Washington -A U.S. study published in Nicotine & Tobacco Research said e-cigarettes could lead to a 21 percent drop in deaths from smoking-related diseases in those born after 1997.
The study, funded by the National Institute on Drug Abuse, the National Cancer Institute and the Cancer Intervention and Surveillance Modeling Network, found that under most plausible scenarios e-cigarettes and other vapor products have a generally positive public health impact.
Multiple studies have sought to assess the impact of e-cigarettes on public health, with conflicting results.
Earlier this year a University of California study of high school students found that those who used e-cigarettes were more than twice as likely to also smoke traditional cigarettes.
The latest study differs from prior ones because it summarizes patterns of use from national data, the authors said. Previous studies have used local data that may have unusual patterns and are not necessarily representative of the whole country.

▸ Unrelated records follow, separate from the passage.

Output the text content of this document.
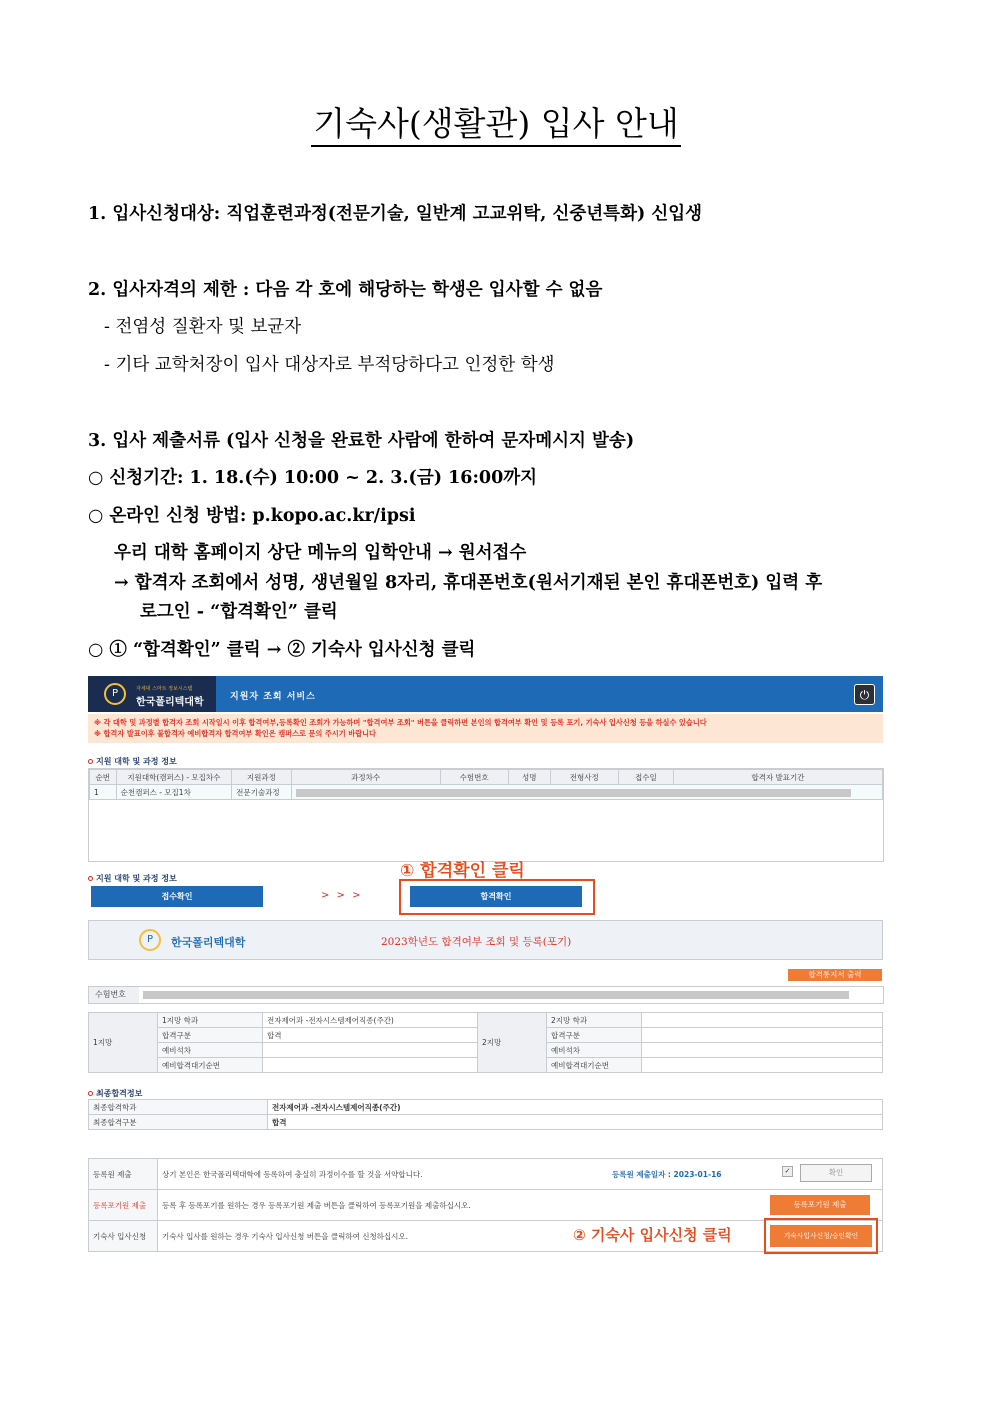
기숙사(생활관) 입사 안내
1. 입사신청대상: 직업훈련과정(전문기술, 일반계 고교위탁, 신중년특화) 신입생
2. 입사자격의 제한 : 다음 각 호에 해당하는 학생은 입사할 수 없음
- 전염성 질환자 및 보균자
- 기타 교학처장이 입사 대상자로 부적당하다고 인정한 학생
3. 입사 제출서류 (입사 신청을 완료한 사람에 한하여 문자메시지 발송)
○ 신청기간: 1. 18.(수) 10:00 ~ 2. 3.(금) 16:00까지
○ 온라인 신청 방법: p.kopo.ac.kr/ipsi
우리 대학 홈페이지 상단 메뉴의 입학안내 → 원서접수
→ 합격자 조회에서 성명, 생년월일 8자리, 휴대폰번호(원서기재된 본인 휴대폰번호) 입력 후
로그인 - “합격확인” 클릭
○ ① “합격확인” 클릭 → ② 기숙사 입사신청 클릭
P	자세대 스마트 정보시스템
한국폴리텍대학	지원자 조회 서비스	⏻
※ 각 대학 및 과정별 합격자 조회 시작일시 이후 합격여부,등록확인 조회가 가능하며 "합격여부 조회" 버튼을 클릭하면 본인의 합격여부 확인 및 등록 포기, 기숙사 입사신청 등을 하실수 있습니다
※ 합격자 발표이후 불합격자 예비합격자 합격여부 확인은 캠퍼스로 문의 주시기 바랍니다
지원 대학 및 과정 정보
순번	지원대학(캠퍼스) - 모집차수	지원과정	과정차수	수험번호	성명	전형사정	접수일	합격자 발표기간
1	순천캠퍼스 - 모집1차	전문기술과정						
지원 대학 및 과정 정보
접수확인	> > >
① 합격확인 클릭
합격확인
P	한국폴리텍대학	2023학년도 합격여부 조회 및 등록(포기)
합격통지서 출력
수험번호
1지망	1지망 학과	전자제어과 -전자시스템제어직종(주간)	2지망	2지망 학과	
	합격구분	합격		합격구분	
	예비석차			예비석차	
	예비합격대기순번			예비합격대기순번	
최종합격정보
최종합격학과	전자제어과 -전자시스템제어직종(주간)
최종합격구분	합격
등록원 제출	상기 본인은 한국폴리텍대학에 등록하여 충실히 과정이수를 할 것을 서약합니다. 등록원 제출일자 : 2023-01-16 ✓ 확인

등록포기원 제출	등록 후 등록포기를 원하는 경우 등록포기원 제출 버튼을 클릭하여 등록포기원을 제출하십시오. 등록포기원 제출

기숙사 입사신청	기숙사 입사를 원하는 경우 기숙사 입사신청 버튼을 클릭하여 신청하십시오. ② 기숙사 입사신청 클릭 기숙사입사신청/승인확인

The study distinguishes between youths who vape who would not otherwise have taken up any nicotine product, and those who vape, who would otherwise have smoked cigarettes. When both those populations are taken into account, the benefit outweighs the harm, according to the study.
Many experts believe there are health benefits for smokers who switch completely to e-cigarettes.
“While the data are still not as clear as we would like, we present the entire picture with national data so we think our estimates are as good as we can get,” said David Abrams, executive director of the Schroeder Institute of Tobacco Research and Policy Studies at the Truth Initiative.